Съ другой стороны въ дубровницкой поэзіи встрѣчается много указаній и намековъ, много красокъ и картинъ, взятыхъ изъ мѣстной жизни, описаніе городовъ и острововъ, сельскихъ занятій, событій жизни общественной и фактовъ изъ славянской исторіи: достаточно назвать «Цыганку» Чубрановича, «Рыбную ловлю» Гекторевича, особенно же великолѣпную эпопею Гундулича «Османъ», сюжетъ которой заимствованъ изъ исторіи борьбы славянъ съ мусульманами (1621) т. е. того самаго эпическаго цикла, который составляетъ исключительное почти содержаніе сербскихъ юнацкихъ пѣсенъ. Впрочемъ, если бы можно было даже доказать, что въ содержаніи многочисленныхъ дубровницкихъ одъ, посланій, элегій, идиллій, поэмъ и драмъ нѣтъ ничего народнаго, славянскаго, то и тогда онѣ не потеряли бы своего важнаго значенія въ исторіи славянской литературы уже но тому одному, что здѣсь мы находимъ столь высокую художественную прелесть сербскаго языка, что онъ надолго еще останется образцовымъ и неподражаемымъ. Это особенно должно сказать о трехъ послѣднихъ корифеяхъ дубровницкой поэзіи: Гундуличѣ, Пальмотичѣ и Джорджичѣ. Это мастерство дубровницкихъ поэтовъ въ употребленіи сербскаго языка тѣмъ для насъ удивительнѣе, что получая воспитаніе большею частію въ Италіи, или отъ итальянскихъ учителей, они должны были употреблять въ школѣ, въ наукѣ и управленіи языки латинскій и итальянскій; а нѣкоторые, какъ Раньина, Златаричъ и Джорджичъ писали и стихи на этихъ языкахъ съ неменьшей свободой, какъ и на своемъ родномъ сербскомъ. Гдѣ же находили они образцы поэтическаго употребленія послѣдняго? Не въ другомъ чемъ, какъ въ произведеніяхъ сербской народной словесности, образчики которой даже уцѣлѣли въ сочиненіяхъ нѣкоторыхъ далматинскихъ поэтовъ. Мы можемъ назвать наконецъ одного далматинскаго поэта, хотя болѣе уже поздняго времени, именно первой половины XVIII вѣка, который соединилъ художественную форму старыхъ поэтовъ дубровницкихъ съ народнымъ содержаніемъ поэтовъ новосербскихъ. Это Андрей Бачичъ Міошичъ, оставившій въ своемъ сочиненіи «Разговоръ угодни народа словинскаго» поэтическое описаніе важнѣйшихъ эпизодовъ сербской исторіи. Это сочиненіе до-сихъ-поръ остается самою любимою и популярною книгою во всѣхъ мѣстностяхъ и слояхъ сербскаго народа. Этотъ характеръ и цѣль книги, кругъ читателей, къ которымъ она обращена и на которыхъ разсчитана, знаменуютъ эпоху уже новыхъ литературныхъ взглядовъ и задачъ.

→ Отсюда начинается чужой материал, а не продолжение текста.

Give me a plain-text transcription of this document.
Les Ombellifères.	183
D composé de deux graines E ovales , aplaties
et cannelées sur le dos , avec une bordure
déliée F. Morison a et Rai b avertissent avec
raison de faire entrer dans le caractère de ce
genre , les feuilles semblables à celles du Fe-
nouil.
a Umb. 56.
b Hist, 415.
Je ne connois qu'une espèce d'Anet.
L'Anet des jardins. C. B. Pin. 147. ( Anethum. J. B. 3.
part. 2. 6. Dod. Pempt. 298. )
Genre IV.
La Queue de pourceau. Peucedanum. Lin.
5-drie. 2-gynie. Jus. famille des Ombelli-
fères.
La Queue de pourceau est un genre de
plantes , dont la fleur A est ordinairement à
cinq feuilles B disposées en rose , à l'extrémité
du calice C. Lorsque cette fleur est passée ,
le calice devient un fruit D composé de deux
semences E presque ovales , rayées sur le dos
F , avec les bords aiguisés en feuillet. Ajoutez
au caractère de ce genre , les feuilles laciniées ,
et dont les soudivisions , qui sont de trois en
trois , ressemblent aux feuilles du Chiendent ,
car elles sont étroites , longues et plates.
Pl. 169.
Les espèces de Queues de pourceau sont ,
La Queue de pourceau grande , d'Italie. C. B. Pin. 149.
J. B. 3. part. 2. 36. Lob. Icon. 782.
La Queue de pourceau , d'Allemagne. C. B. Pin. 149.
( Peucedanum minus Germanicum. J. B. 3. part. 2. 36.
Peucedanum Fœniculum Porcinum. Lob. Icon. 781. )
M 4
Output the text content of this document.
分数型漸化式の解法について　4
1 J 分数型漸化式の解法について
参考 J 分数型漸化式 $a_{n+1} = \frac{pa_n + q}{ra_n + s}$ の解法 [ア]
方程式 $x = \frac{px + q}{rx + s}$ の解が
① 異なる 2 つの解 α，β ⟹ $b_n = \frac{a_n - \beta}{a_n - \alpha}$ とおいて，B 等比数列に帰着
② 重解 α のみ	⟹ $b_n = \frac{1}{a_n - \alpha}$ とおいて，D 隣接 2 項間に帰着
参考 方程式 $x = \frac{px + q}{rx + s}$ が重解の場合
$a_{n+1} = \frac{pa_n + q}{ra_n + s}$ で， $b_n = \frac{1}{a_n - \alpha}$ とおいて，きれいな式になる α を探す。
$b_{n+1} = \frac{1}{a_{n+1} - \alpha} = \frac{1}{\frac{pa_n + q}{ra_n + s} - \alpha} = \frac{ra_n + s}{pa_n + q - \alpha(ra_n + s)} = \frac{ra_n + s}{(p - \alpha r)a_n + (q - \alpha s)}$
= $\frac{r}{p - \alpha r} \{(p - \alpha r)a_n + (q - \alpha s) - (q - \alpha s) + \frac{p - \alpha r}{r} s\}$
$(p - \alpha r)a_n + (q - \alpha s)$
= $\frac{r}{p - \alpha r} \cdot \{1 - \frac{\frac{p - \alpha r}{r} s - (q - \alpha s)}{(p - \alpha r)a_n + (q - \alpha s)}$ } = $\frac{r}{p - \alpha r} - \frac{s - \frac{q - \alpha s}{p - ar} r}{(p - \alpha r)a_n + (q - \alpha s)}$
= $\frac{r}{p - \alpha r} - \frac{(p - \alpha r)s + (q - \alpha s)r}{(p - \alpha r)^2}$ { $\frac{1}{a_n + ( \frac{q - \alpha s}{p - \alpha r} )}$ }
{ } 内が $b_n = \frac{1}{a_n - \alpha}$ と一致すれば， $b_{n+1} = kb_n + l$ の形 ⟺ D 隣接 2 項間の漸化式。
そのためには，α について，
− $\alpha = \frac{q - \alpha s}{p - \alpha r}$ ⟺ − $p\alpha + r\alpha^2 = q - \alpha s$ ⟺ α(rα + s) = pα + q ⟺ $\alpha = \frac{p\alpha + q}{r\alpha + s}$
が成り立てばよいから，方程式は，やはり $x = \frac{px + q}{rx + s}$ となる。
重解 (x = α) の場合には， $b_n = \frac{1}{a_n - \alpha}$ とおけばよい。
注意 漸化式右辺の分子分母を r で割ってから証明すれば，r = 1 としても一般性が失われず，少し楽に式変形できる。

Вообще же дубровницкую поэзію, по ея произхожденію и цѣлямъ, должно назвать скорѣе сословною, чѣмъ народною. Въ городахъ Далмаціи, по образцу Италіи, составлялись общества или клубы, членами которыхъ были по большей части люди аристократическихъ фамилій; устраивались литературные вечера, домашніе спектакли и т. п., для которыхъ и писалась большая часть произведеній далматинской литературы разсматриваемаго періода. Предназначаемыя для тѣснаго кружка друзей произведенія распространялись большею частію въ немногочисленныхъ рукописныхъ копіяхъ, почему отъ нихъ уцѣлѣла и обнародована часть лишь очень незначительная въ сравненіи съ утраченнымъ или неизданнымъ. Народъ же не принималъ почти никакого участія въ этой блестящей литературной дѣятельности своихъ племичей, а также не многихъ патеровъ и горожанъ. О развитіи литературнаго вкуса и распространенія положительныхъ знаній въ народѣ не было еще рѣчи. Къ литературѣ, какъ могучему средству пропаганды въ народъ извѣстныхъ идей, прибѣгли впервые дѣятели реформаціи, а послѣ нихъ и католическіе проповѣдники должны были волей-неволей взяться за то же орудіе для сохраненія своей власти надъ просыпающимися умами народовъ. Впрочемъ, реформаціонное движеніе изъ своихъ германскихъ центровъ могло распространиться на славянскомъ югѣ лишь въ ближайшихъ въ Германіи мѣстностяхъ, именно въ землѣ словенцевъ и въ собственной провинціальной Хорватіи. Первыми вносителями въ эти страны протестантскихъ идей были даже отчасти одни и тѣ же лица, какъ напримѣръ словенцы Унгандъ и Далматинъ, хорватъ Юридичъ, сербъ Поповичъ и боснякъ Малешевичъ. Въ народъ тогда пущено было множество хорватскихъ букваpeй, катихизисовъ и молитвенниковъ, которые печатать для этой цѣли въ Вигтембергѣ, Тюбингенѣ, Регенсбургѣ и Нюренбергѣ, а потомъ и въ самой Хорватіи, въ типографіи одного изъ графовъ Цринскихъ, ставшаго ревностнымъ прозелитомъ протестантизма. Впрочемъ, католической реакціи въ XVII вѣкѣ удалось подавить въ Хорватіи протестантизмъ, а вмѣстѣ съ нимъ и начатки народнаго образованія. Еще два вѣка продолжать здѣсь полусонная дремота народа, убаюкиваемаго іезуитскими молитвенниками и катихизисами не пробуждаемаго ни сухими словарями и грамматиками Габделичей и Бѣлостѣнцевъ, ни однообразнымъ воспѣваніемъ подвиговъ сигетскаго героя, Петра Цринскаго, и другихъ поучительныхъ матерій.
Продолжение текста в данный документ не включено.